Directo hacia el pelotón de fusilamiento.

No. No, no, no, John. ¿A dónde vas? Pierdo un segundo en mirar hacia atrás mientras me pregunto si debería perseguirlo.

Va a hacerlo.

La cabeza de Day cae sobre mis hombros. Seis segundos. No tengo alternativa. Oigo las voces de los soldados a nuestra espalda, en el pasillo que conduce al pelotón de fusilamiento, pero me obligo a dar la vuelta y seguir avanzando.

Cero.

Las armas vuelven a estar activas. Seguimos caminando. Pasan más segundos. En el interior del edificio suena un alboroto de gritos y pisadas. Me obligo a no girar la cabeza.

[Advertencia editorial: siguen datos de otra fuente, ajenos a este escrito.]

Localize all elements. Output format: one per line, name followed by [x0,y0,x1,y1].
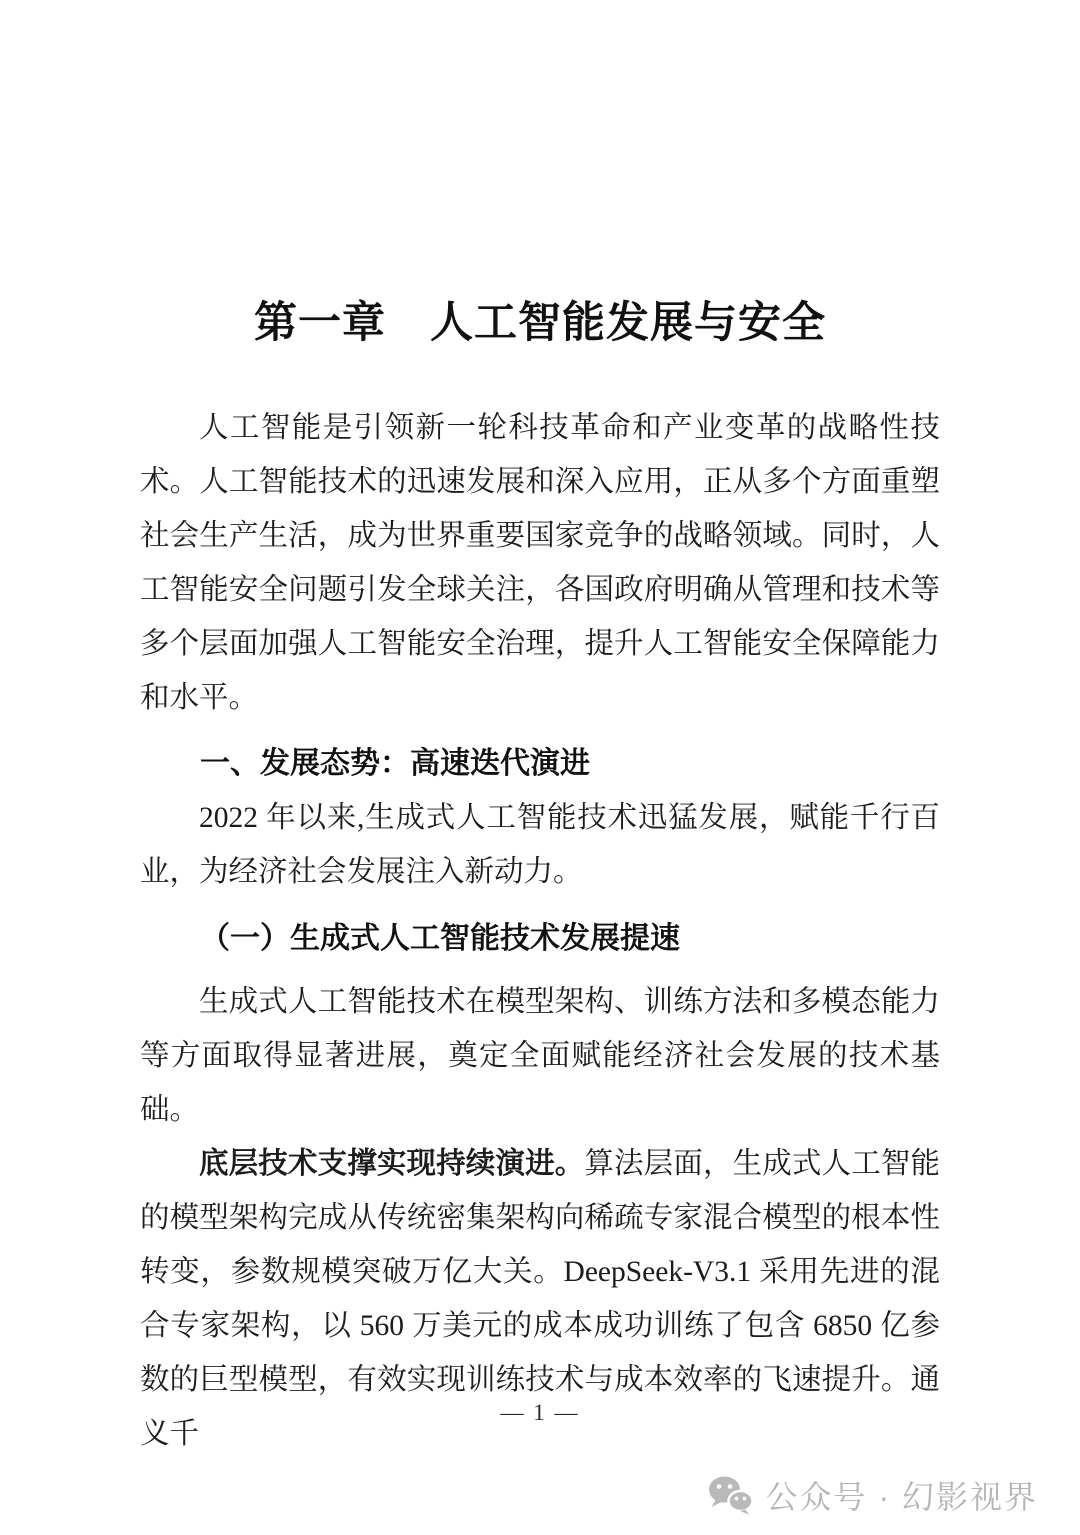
paragraph-intro: 人工智能是引领新一轮科技革命和产业变革的战略性技术。人工智能技术的迅速发展和深入… [140,401,940,725]
paragraph-genai-progress: 生成式人工智能技术在模型架构、训练方法和多模态能力等方面取得显著进展，奠定全面赋… [140,975,940,1137]
watermark-label: 公众号 · 幻影视界 [766,1472,1038,1518]
paragraph-tech-bold-lead: 底层技术支撑实现持续演进。 [199,1147,584,1180]
wechat-icon [707,1475,754,1515]
watermark: 公众号 · 幻影视界 [707,1472,1038,1518]
page-number: — 1 — [0,1400,1080,1426]
page-content: 第一章 人工智能发展与安全 人工智能是引领新一轮科技革命和产业变革的战略性技术。… [140,293,940,1461]
section-1-heading: 一、发展态势：高速迭代演进 [140,741,940,787]
paragraph-trend: 2022 年以来,生成式人工智能技术迅猛发展，赋能千行百业，为经济社会发展注入新… [140,791,940,899]
subsection-1-heading: （一）生成式人工智能技术发展提速 [140,917,940,961]
chapter-title: 第一章 人工智能发展与安全 [140,293,940,355]
document-page: 第一章 人工智能发展与安全 人工智能是引领新一轮科技革命和产业变革的战略性技术。… [0,0,1080,1535]
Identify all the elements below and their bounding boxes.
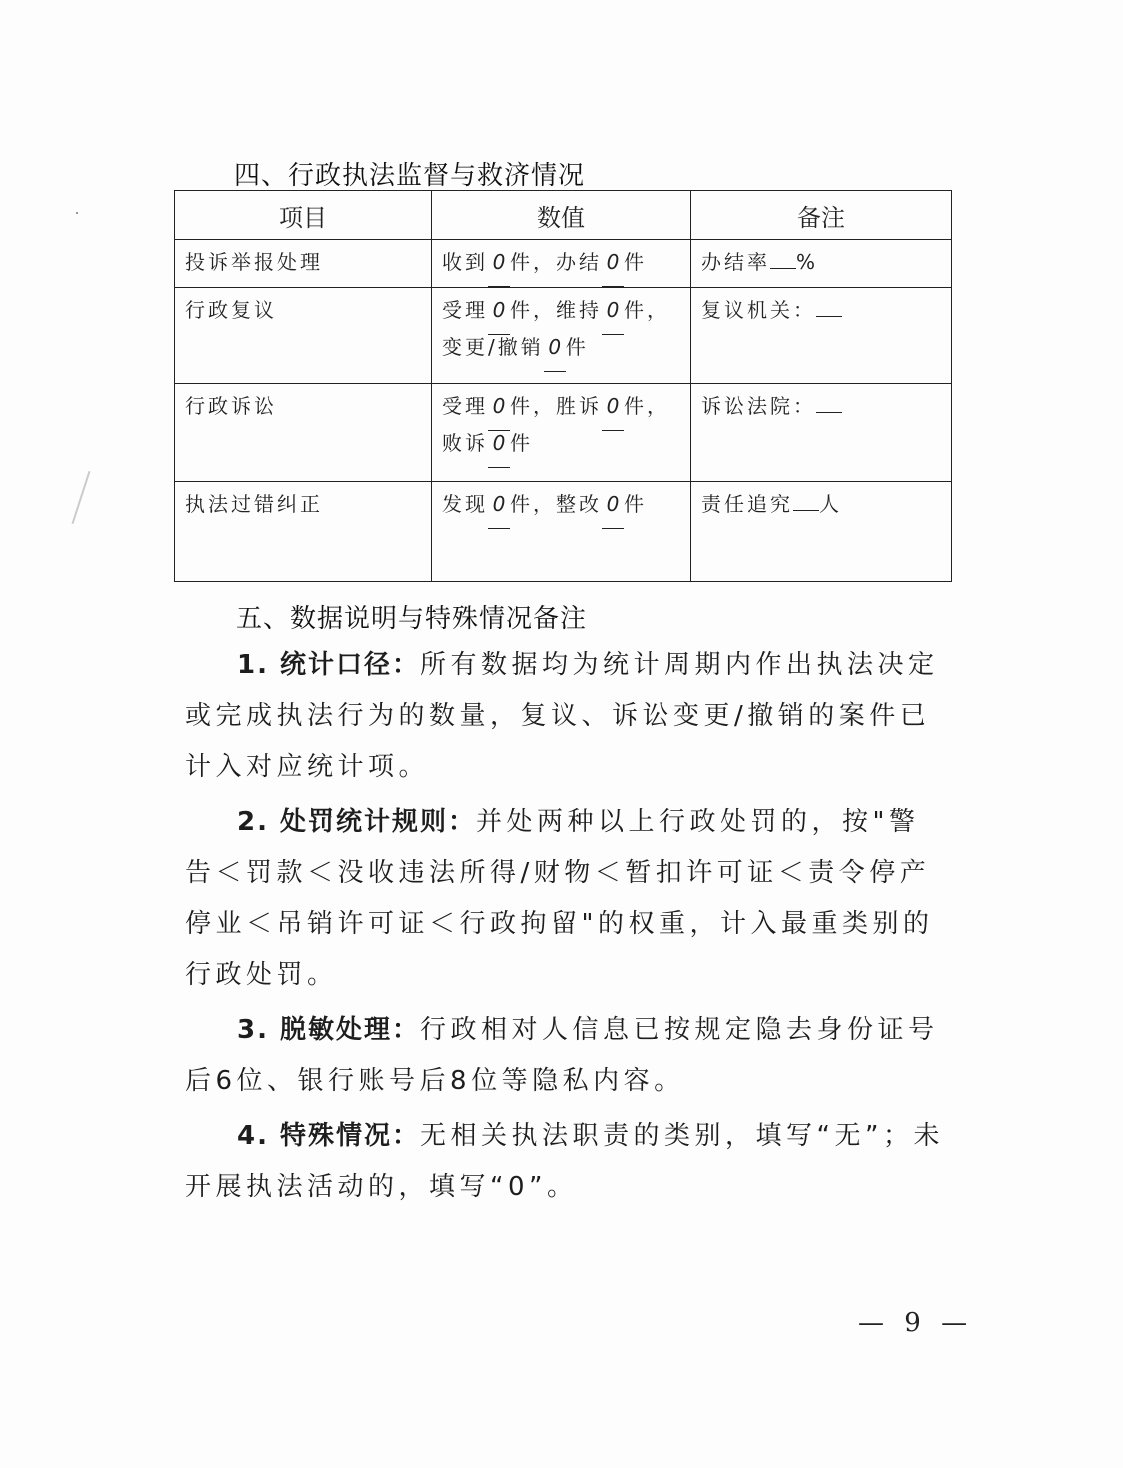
item-label: 行政诉讼 [185, 382, 421, 430]
table-row: 执法过错纠正发现0件，整改0件责任追究人 [175, 482, 952, 582]
value-line: 收到0件，办结0件 [442, 238, 680, 287]
empty-blank-field [816, 412, 842, 413]
item-cell: 行政诉讼 [175, 384, 432, 482]
filled-count-field: 0 [488, 238, 510, 287]
remark-cell: 责任追究人 [691, 482, 952, 582]
filled-count-field: 0 [602, 382, 624, 431]
note-label: 1. 统计口径： [237, 650, 420, 680]
remark-line: 办结率% [701, 238, 941, 286]
remark-text: 诉讼法院： [701, 394, 816, 418]
empty-blank-field [770, 268, 796, 269]
value-text: 件 [566, 335, 589, 359]
note-label: 2. 处罚统计规则： [237, 807, 476, 837]
value-cell: 发现0件，整改0件 [432, 482, 691, 582]
remark-text: 责任追究 [701, 492, 793, 516]
table-row: 投诉举报处理收到0件，办结0件办结率% [175, 240, 952, 288]
item-label: 投诉举报处理 [185, 238, 421, 286]
note-item-1: 1. 统计口径：所有数据均为统计周期内作出执法决定或完成执法行为的数量，复议、诉… [185, 640, 945, 793]
value-text: 变更/撤销 [442, 335, 544, 359]
value-text: 发现 [442, 492, 488, 516]
note-item-3: 3. 脱敏处理：行政相对人信息已按规定隐去身份证号后6位、银行账号后8位等隐私内… [185, 1005, 945, 1107]
section-5-heading: 五、数据说明与特殊情况备注 [236, 598, 587, 635]
table-row: 行政复议受理0件，维持0件，变更/撤销0件复议机关： [175, 288, 952, 384]
filled-count-field: 0 [488, 419, 510, 468]
column-header-value: 数值 [432, 191, 691, 240]
value-text: 件 [624, 250, 647, 274]
empty-blank-field [793, 510, 819, 511]
remark-text: 人 [819, 492, 842, 516]
value-text: 件， [624, 298, 670, 322]
scan-mark [72, 471, 91, 524]
filled-count-field: 0 [488, 480, 510, 529]
remark-line: 复议机关： [701, 286, 941, 334]
value-text: 件 [510, 431, 533, 455]
column-header-remark: 备注 [691, 191, 952, 240]
item-cell: 执法过错纠正 [175, 482, 432, 582]
remark-line: 诉讼法院： [701, 382, 941, 430]
page-number: — 9 — [858, 1308, 973, 1338]
scan-mark [76, 212, 78, 214]
value-text: 件， [624, 394, 670, 418]
value-cell: 收到0件，办结0件 [432, 240, 691, 288]
value-text: 受理 [442, 394, 488, 418]
note-item-2: 2. 处罚统计规则：并处两种以上行政处罚的，按"警告＜罚款＜没收违法所得/财物＜… [185, 797, 945, 1001]
empty-blank-field [816, 316, 842, 317]
remark-text: 办结率 [701, 250, 770, 274]
remark-text: % [796, 250, 818, 274]
column-header-item: 项目 [175, 191, 432, 240]
remark-line: 责任追究人 [701, 480, 941, 528]
remark-cell: 诉讼法院： [691, 384, 952, 482]
value-cell: 受理0件，维持0件，变更/撤销0件 [432, 288, 691, 384]
table-header-row: 项目 数值 备注 [175, 191, 952, 240]
remark-cell: 办结率% [691, 240, 952, 288]
document-page: 四、行政执法监督与救济情况 项目 数值 备注 投诉举报处理收到0件，办结0件办结… [0, 0, 1123, 1468]
value-text: 件，胜诉 [510, 394, 602, 418]
value-cell: 受理0件，胜诉0件，败诉0件 [432, 384, 691, 482]
value-text: 受理 [442, 298, 488, 322]
remark-text: 复议机关： [701, 298, 816, 322]
value-line: 发现0件，整改0件 [442, 480, 680, 529]
supervision-remedy-table: 项目 数值 备注 投诉举报处理收到0件，办结0件办结率%行政复议受理0件，维持0… [174, 190, 952, 582]
item-label: 执法过错纠正 [185, 480, 421, 528]
filled-count-field: 0 [544, 323, 566, 372]
item-label: 行政复议 [185, 286, 421, 334]
note-label: 4. 特殊情况： [237, 1121, 420, 1151]
item-cell: 行政复议 [175, 288, 432, 384]
table-row: 行政诉讼受理0件，胜诉0件，败诉0件诉讼法院： [175, 384, 952, 482]
item-cell: 投诉举报处理 [175, 240, 432, 288]
value-text: 件，维持 [510, 298, 602, 322]
note-label: 3. 脱敏处理： [237, 1015, 420, 1045]
table-body: 投诉举报处理收到0件，办结0件办结率%行政复议受理0件，维持0件，变更/撤销0件… [175, 240, 952, 582]
value-text: 件，办结 [510, 250, 602, 274]
filled-count-field: 0 [602, 480, 624, 529]
note-item-4: 4. 特殊情况：无相关执法职责的类别，填写“无”；未开展执法活动的，填写“0”。 [185, 1111, 945, 1213]
filled-count-field: 0 [602, 286, 624, 335]
value-text: 件，整改 [510, 492, 602, 516]
remark-cell: 复议机关： [691, 288, 952, 384]
section-4-heading: 四、行政执法监督与救济情况 [234, 155, 585, 192]
value-text: 收到 [442, 250, 488, 274]
value-text: 件 [624, 492, 647, 516]
data-notes-list: 1. 统计口径：所有数据均为统计周期内作出执法决定或完成执法行为的数量，复议、诉… [185, 640, 945, 1217]
value-text: 败诉 [442, 431, 488, 455]
filled-count-field: 0 [602, 238, 624, 287]
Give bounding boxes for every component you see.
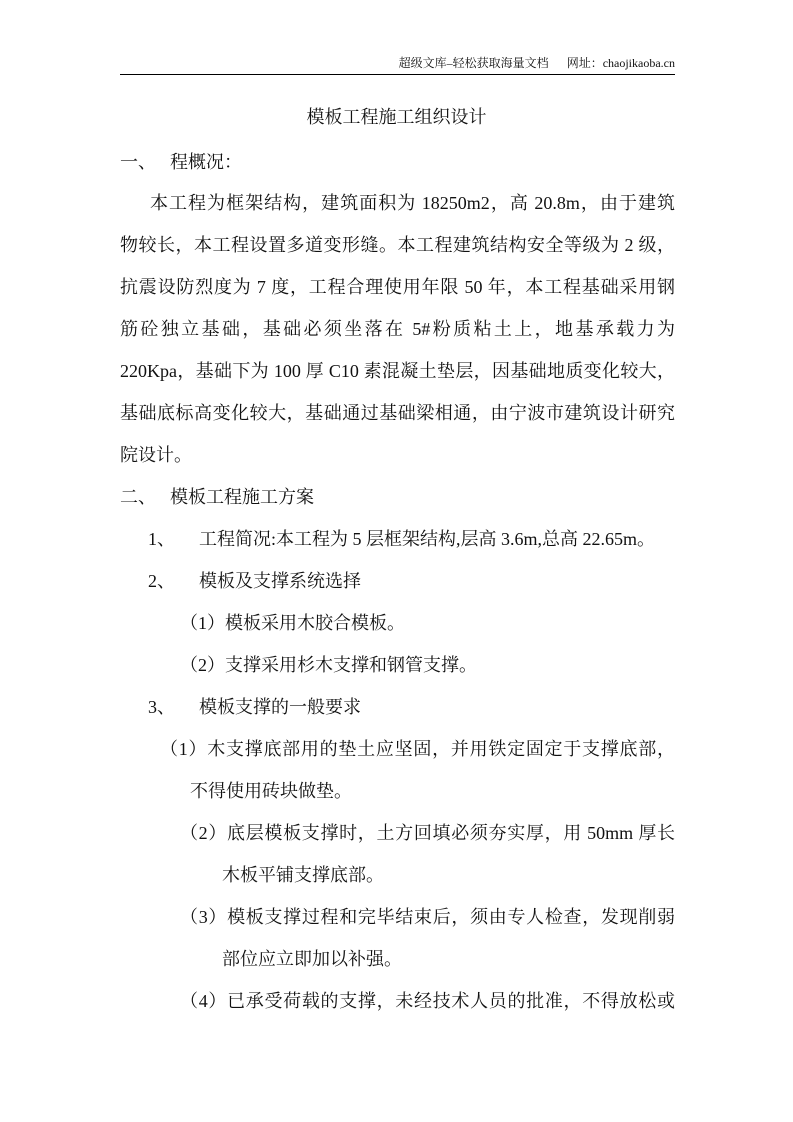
item-3-sub-4-line1: （4）已承受荷载的支撑，未经技术人员的批准，不得放松或 <box>180 990 675 1012</box>
site-slogan: 超级文库–轻松获取海量文档 <box>399 54 549 71</box>
item-3-number: 3、 <box>148 697 175 717</box>
item-2-text: 模板及支撑系统选择 <box>199 571 361 591</box>
item-1: 1、工程简况:本工程为 5 层框架结构,层高 3.6m,总高 22.65m。 <box>148 528 655 550</box>
section1-para-line: 220Kpa，基础下为 100 厚 C10 素混凝土垫层，因基础地质变化较大， <box>120 360 675 382</box>
item-3-text: 模板支撑的一般要求 <box>199 697 361 717</box>
item-1-number: 1、 <box>148 529 175 549</box>
page-header: 超级文库–轻松获取海量文档网址：chaojikaoba.cn <box>120 54 675 75</box>
section1-para-line: 物较长，本工程设置多道变形缝。本工程建筑结构安全等级为 2 级， <box>120 234 675 256</box>
section1-para-line: 基础底标高变化较大，基础通过基础梁相通，由宁波市建筑设计研究 <box>120 402 675 424</box>
item-3-sub-1-line2: 不得使用砖块做垫。 <box>190 780 352 802</box>
item-3-sub-2-line1: （2）底层模板支撑时，土方回填必须夯实厚，用 50mm 厚长 <box>180 822 675 844</box>
site-url: 网址：chaojikaoba.cn <box>567 54 675 71</box>
item-3-sub-2-line2: 木板平铺支撑底部。 <box>222 864 384 886</box>
item-3-sub-3-line1: （3）模板支撑过程和完毕结束后，须由专人检查，发现削弱 <box>180 906 675 928</box>
section1-number: 一、 <box>120 152 156 172</box>
item-3: 3、模板支撑的一般要求 <box>148 696 361 718</box>
section1-para-line: 筋砼独立基础，基础必须坐落在 5#粉质粘土上，地基承载力为 <box>120 318 675 340</box>
section1-heading: 一、程概况： <box>120 151 242 173</box>
section1-para-line: 院设计。 <box>120 444 192 466</box>
section1-title: 程概况： <box>170 152 242 172</box>
item-2-number: 2、 <box>148 571 175 591</box>
section2-title: 模板工程施工方案 <box>170 487 314 507</box>
section1-para-line: 本工程为框架结构，建筑面积为 18250m2，高 20.8m，由于建筑 <box>150 192 675 214</box>
section2-number: 二、 <box>120 487 156 507</box>
item-2-sub-2: （2）支撑采用杉木支撑和钢管支撑。 <box>180 654 477 676</box>
item-2: 2、模板及支撑系统选择 <box>148 570 361 592</box>
item-2-sub-1: （1）模板采用木胶合模板。 <box>180 612 405 634</box>
item-3-sub-3-line2: 部位应立即加以补强。 <box>222 948 402 970</box>
section1-para-line: 抗震设防烈度为 7 度，工程合理使用年限 50 年，本工程基础采用钢 <box>120 276 675 298</box>
item-1-text: 工程简况:本工程为 5 层框架结构,层高 3.6m,总高 22.65m。 <box>199 529 655 549</box>
section2-heading: 二、模板工程施工方案 <box>120 486 314 508</box>
item-3-sub-1-line1: （1）木支撑底部用的垫土应坚固，并用铁定固定于支撑底部， <box>160 738 675 760</box>
document-title: 模板工程施工组织设计 <box>0 106 793 128</box>
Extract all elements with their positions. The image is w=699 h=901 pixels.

Llegamos a la puerta, salimos a la calle y un par de soldados se nos echan encima. No me quedan fuerzas para luchar, pero tengo que intentarlo. De pronto veo a otra persona que pelea a mi lado. Cuando los guardas caen al suelo, distingo la figura de Kaede.

—¡Ya están aquí! —grita—. ¡Muévanse!

Estaban esperando junto a la salida, tal como convinimos. Los Patriotas han venido a buscarnos. Nos agarran y nos suben a dos motocicletas. Me quito la pistola del cinto y la tiro al suelo: no quiero que me localicen por su culpa. Day va en la parte trasera de una moto y yo en otra. Esperen a John, quiero decirles, pero sé que sería inútil. La intendencia de Batalla se hace más pequeña en la distancia.